Crafting Legions of Warriors
Though only a fraction of the Terracotta Warriors have been excavated from the depths of Chinese soil, the production was tasked with bringing them all back to life. Digital Domain was responsible for the creation of the vast armies of both the Terracotta Warriors (the Emperor’s men) and the Foundation Army (those killed by the Emperor). They had to render a total of 2,500 Foundation Soldiers and 4,800 Terracotta Warriors.
“The Foundation Army are the good guys,” explains co-VFX supervisor Butler. “These are the workers that have been incarcerated under the Great Wall of China for a couple of thousand years. They come to life as desiccated beings that have a really spooky look. We didn’t just build them as skeletons, but in a multitude of degraded states—from ‘healthy guys’ to complete ‘bone men.’ It was tough, actually, because it was hard to depict a desiccated being as having a good character.”
By examining reference materials from ancient embalming imagery to often-macabre books on anatomy and physiology, the team became quick studies on kinesiology and musculature. “Using the research material,” explains Butler, “we built a set of tools that enabled us to take a body from an undamaged-but-aged form down to muscles, tendons and sinew—in their decayed form—down to bare bones.”

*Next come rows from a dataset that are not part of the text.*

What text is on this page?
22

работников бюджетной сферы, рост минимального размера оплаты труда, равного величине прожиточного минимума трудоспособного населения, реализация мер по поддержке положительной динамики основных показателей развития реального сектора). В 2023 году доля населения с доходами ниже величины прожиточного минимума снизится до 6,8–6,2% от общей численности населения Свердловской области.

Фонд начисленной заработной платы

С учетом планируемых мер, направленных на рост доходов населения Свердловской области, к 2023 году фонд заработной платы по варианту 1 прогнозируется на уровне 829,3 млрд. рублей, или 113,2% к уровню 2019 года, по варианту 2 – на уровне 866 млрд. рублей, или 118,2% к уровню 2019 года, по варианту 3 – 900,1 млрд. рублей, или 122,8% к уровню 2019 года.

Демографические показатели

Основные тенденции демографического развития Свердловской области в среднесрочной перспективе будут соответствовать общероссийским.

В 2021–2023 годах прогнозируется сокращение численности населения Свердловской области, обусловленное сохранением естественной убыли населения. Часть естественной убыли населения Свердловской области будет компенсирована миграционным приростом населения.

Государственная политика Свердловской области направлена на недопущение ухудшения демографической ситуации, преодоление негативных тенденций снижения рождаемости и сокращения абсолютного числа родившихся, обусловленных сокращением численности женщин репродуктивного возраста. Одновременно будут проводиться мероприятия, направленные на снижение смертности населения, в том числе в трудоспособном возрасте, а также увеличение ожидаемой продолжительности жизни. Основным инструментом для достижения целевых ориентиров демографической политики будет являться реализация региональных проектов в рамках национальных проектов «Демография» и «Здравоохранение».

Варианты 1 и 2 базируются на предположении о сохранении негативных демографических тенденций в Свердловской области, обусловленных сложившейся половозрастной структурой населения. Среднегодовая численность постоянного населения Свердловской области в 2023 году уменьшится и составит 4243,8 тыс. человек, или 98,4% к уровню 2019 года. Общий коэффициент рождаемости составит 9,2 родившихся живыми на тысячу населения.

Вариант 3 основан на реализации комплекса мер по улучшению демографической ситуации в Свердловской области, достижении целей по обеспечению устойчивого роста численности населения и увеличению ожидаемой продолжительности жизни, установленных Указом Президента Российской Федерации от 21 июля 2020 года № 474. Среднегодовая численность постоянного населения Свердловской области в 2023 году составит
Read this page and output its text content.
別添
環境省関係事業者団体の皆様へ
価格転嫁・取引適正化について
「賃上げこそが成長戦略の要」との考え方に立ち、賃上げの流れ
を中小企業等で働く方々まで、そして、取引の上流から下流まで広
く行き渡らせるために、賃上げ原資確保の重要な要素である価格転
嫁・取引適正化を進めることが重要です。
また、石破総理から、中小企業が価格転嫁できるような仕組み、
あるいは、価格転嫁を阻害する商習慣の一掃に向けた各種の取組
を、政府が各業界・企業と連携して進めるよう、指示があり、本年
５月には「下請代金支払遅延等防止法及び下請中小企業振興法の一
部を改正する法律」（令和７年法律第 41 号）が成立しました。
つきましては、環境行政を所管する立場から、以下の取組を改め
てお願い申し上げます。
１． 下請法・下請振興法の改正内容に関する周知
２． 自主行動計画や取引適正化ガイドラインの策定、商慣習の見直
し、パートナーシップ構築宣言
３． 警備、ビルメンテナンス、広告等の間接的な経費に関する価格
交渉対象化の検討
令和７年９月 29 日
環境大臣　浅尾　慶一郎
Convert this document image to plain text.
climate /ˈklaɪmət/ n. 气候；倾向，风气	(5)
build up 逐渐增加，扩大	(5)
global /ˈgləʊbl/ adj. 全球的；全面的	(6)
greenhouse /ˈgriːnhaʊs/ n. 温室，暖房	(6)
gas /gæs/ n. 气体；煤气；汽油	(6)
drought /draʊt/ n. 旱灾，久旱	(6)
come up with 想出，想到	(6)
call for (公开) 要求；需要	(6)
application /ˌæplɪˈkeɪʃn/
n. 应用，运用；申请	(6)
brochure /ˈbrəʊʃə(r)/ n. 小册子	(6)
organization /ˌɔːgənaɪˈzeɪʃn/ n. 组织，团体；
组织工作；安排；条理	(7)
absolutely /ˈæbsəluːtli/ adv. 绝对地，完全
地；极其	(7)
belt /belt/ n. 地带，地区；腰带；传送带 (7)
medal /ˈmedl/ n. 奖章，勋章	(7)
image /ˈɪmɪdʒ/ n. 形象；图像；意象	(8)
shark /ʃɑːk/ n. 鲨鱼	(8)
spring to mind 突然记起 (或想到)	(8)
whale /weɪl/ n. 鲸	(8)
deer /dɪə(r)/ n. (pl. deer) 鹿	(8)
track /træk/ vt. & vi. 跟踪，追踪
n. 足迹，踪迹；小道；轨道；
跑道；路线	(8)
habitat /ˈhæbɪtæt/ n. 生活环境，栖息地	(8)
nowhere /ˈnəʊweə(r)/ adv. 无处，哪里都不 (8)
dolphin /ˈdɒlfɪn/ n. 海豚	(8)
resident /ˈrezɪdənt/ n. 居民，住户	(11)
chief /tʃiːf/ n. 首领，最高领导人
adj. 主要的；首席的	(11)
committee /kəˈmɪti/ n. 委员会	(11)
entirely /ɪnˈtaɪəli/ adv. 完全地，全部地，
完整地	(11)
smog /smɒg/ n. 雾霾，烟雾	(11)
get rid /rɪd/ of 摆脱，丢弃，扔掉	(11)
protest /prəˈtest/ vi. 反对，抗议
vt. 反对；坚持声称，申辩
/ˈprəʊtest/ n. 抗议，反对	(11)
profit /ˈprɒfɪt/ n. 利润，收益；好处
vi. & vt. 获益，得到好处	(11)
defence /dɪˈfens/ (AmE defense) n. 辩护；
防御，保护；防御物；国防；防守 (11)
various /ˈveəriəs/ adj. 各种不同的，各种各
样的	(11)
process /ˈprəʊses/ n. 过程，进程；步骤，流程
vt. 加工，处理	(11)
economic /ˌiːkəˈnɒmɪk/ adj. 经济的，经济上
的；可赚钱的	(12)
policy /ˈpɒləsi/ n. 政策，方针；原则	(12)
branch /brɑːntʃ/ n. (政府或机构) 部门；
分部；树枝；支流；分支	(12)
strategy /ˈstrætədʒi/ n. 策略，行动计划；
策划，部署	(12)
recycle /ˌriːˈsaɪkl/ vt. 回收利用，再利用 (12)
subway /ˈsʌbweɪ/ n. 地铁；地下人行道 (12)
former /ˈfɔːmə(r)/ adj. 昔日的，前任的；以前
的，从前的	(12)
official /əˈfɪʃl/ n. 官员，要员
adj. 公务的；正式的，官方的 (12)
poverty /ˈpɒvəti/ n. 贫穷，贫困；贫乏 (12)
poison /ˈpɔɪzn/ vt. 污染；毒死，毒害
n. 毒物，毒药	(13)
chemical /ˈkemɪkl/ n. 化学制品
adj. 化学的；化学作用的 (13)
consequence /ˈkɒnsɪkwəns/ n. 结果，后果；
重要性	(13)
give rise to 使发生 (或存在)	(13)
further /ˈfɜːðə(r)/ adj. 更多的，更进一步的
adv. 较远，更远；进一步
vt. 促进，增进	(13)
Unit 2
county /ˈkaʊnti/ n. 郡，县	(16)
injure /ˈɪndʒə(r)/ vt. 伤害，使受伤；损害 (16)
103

In order to give each character independent movement, Digital Domain used a program called MASSIVE, developed by Stephen Regelous and used for battle scenes for multiple films—including those of The Lord of the Rings trilogy. “Stephen designed and created a tool set that allows you to render thousands of sentient beings, whether they are humans or creatures,” explains Butler. “They all have their own individual decision-making capabilities. He refers to these individual characters as ‘agents.’ Each agent has the capability of making his own decision, based on rule sets designed by the artist. So the artist is literally designing the brain.”
The original Terracotta Warriors provided their own reference, as each of the Xi’an Warriors was crafted with a unique face, hairstyle and body type. After scanning images of them, the team devised cunning ways to swap and exchange body parts, so the audience never sees two of the same soldier as they roar across a battlefield. When a geometric library of warriors were married with an assortment of terracotta textures, lighting, shade and movement helped to render thousands of unique soldiers.
Now, the team just needed to provide motion to the warriors, while they broke apart again and again. Not an easy task, because they had to take inanimate objects and build motion and fighting movements into their repertoire of behaviors. “Before we did anything, we did a Battle Action Reference Shoot,” explains Hynek. “Vic Armstrong, Matt Butler and I started working with different battle actions, then Matt and Vic worked in Montreal to capture what we needed.”
“It was important to Rob that the warriors look real and not just like replicated figures,” explains Armstrong. “They are very grandiose, epic-style battles and, luckily, 21st-century technology is a big help. I worked closely with the VFX guys to plot every shot. I did a lot of motion-capture work with a mixture of live people to represent the two armies—blue suits for the Terracotta Warriors and green suits for the Foundation Army. They are actually fighting, so it looks realistic. The computer took the physical movement of a real person and replaced it with the CG terracotta and skeletal figures. The staging of the fight is also important. It has to have enough humor to release the tension, but, at the same time, it has to look violent and realistic.”